Most of the requirements on a standard view still apply to a materialized view. For details on the materialized view syntax and other requirements, refer to CREATE MATERIALIZED VIEW AS SELECT

Comparison View Materialized View
View definition Stored in dedicated SQL pool. Stored in dedicated SQL pool.
View content Generated each time when the view is used. Pre-processed and stored in dedicated SQL pool during view creation. Updated as data is added to the underlying tables.
Data refresh Always updated Always updated
Speed to retrieve view data from complex queries Slow Fast
Extra storage No Yes
Syntax CREATE VIEW CREATE MATERIALIZED VIEW AS SELECT

Benefits of using materialized views

A properly designed materialized view provides the following benefits:

  • Reduce the execution time for complex queries with JOINs and aggregate functions. The more complex the query, the higher the potential for execution-time saving. The most benefit is gained when a query's computation cost is high and the resulting data set is small.
  • The optimizer in dedicated SQL pool can automatically use deployed materialized views to improve query execution plans. This process is transparent to users providing faster query performance and doesn't require queries to make direct reference to the materialized views.
  • Require low maintenance on the views. All incremental data changes from the base tables are automatically added to the materialized views in a synchronous manner, meaning both the base tables and the materialized views are updated in the same transaction. This design allows querying materialized views to return the same data as directly querying the base tables.
  • The data in a materialized view can be distributed differently from the base tables.
  • Data in materialized views gets the same high availability and resiliency benefits as data in regular tables.

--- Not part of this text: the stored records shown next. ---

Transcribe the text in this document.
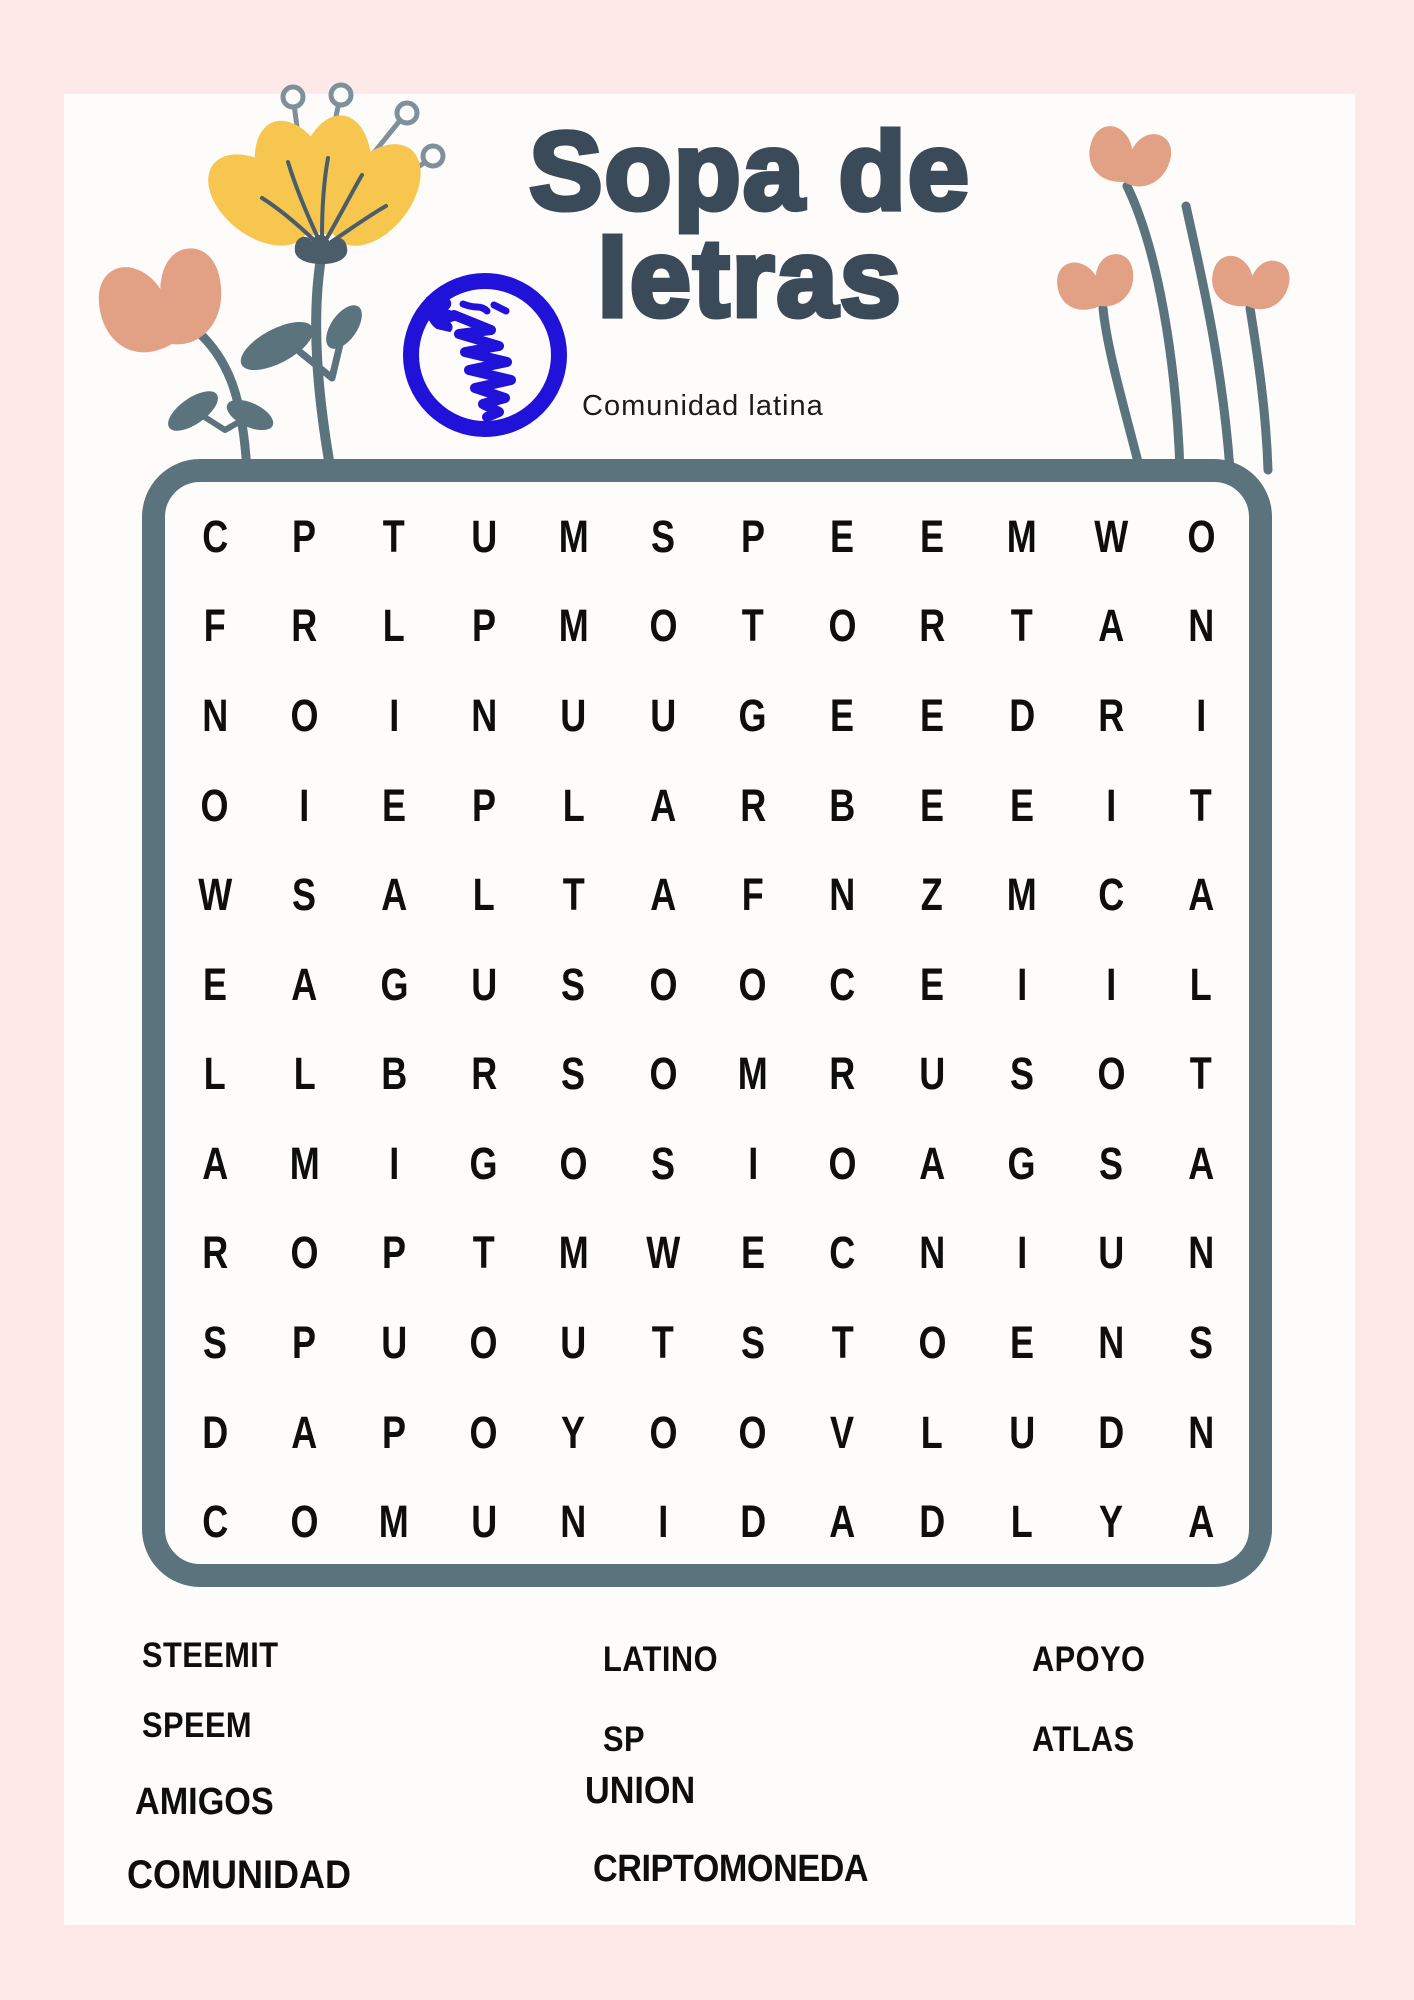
Sopa de
letras
Comunidad latina
C P T U M S P E E M W O
F R L P M O T O R T A N
N O I N U U G E E D R I
O I E P L A R B E E I T
W S A L T A F N Z M C A
E A G U S O O C E I I L
L L B R S O M R U S O T
A M I G O S I O A G S A
R O P T M W E C N I U N
S P U O U T S T O E N S
D A P O Y O O V L U D N
C O M U N I D A D L Y A
STEEMIT
SPEEM
AMIGOS
COMUNIDAD
LATINO
SP
UNION
CRIPTOMONEDA
APOYO
ATLAS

The materialized views implemented in dedicated SQL pool also provide the following benefits:

Compared to other data warehouse providers, the materialized views implemented in dedicated SQL pool also provide the following benefits:

Common scenarios

Materialized views are typically used in the following scenarios:

Need to improve the performance of complex analytical queries against large data in size

Complex analytical queries typically use more aggregate functions and table joins, causing more compute-heavy operations such as shuffles and joins in query execution. That's why complex analytical queries take longer to complete, especially on large tables.

Users can create materialized views for the data returned from common computations of queries, so there's no recomputation needed when this data is needed by queries, allowing lower compute cost and faster query response.

Need faster performance with no or minimum query changes

Schema and query changes in dedicated SQL pools are typically kept to a minimum to support regular ETL operations and reporting. People can use materialized views for query performance tuning, if the cost incurred by the views can be offset by the gain in query performance.

In comparison to other tuning options such as scaling and statistics management, it's a less impactful production change to create and maintain a materialized view and its potential performance gain is also higher.

  • Creating or maintaining materialized views does not impact the queries running against the base tables.
  • The query optimizer can automatically use the deployed materialized views without direct view reference in a query. This capability reduces the need for query change in performance tuning.

Need different data distribution strategy for faster query performance

Dedicated SQL pool is a distributed query processing system. Data in a SQL table is distributed upto 60 nodes using one of three distribution strategies (hash, round_robin, or replicated).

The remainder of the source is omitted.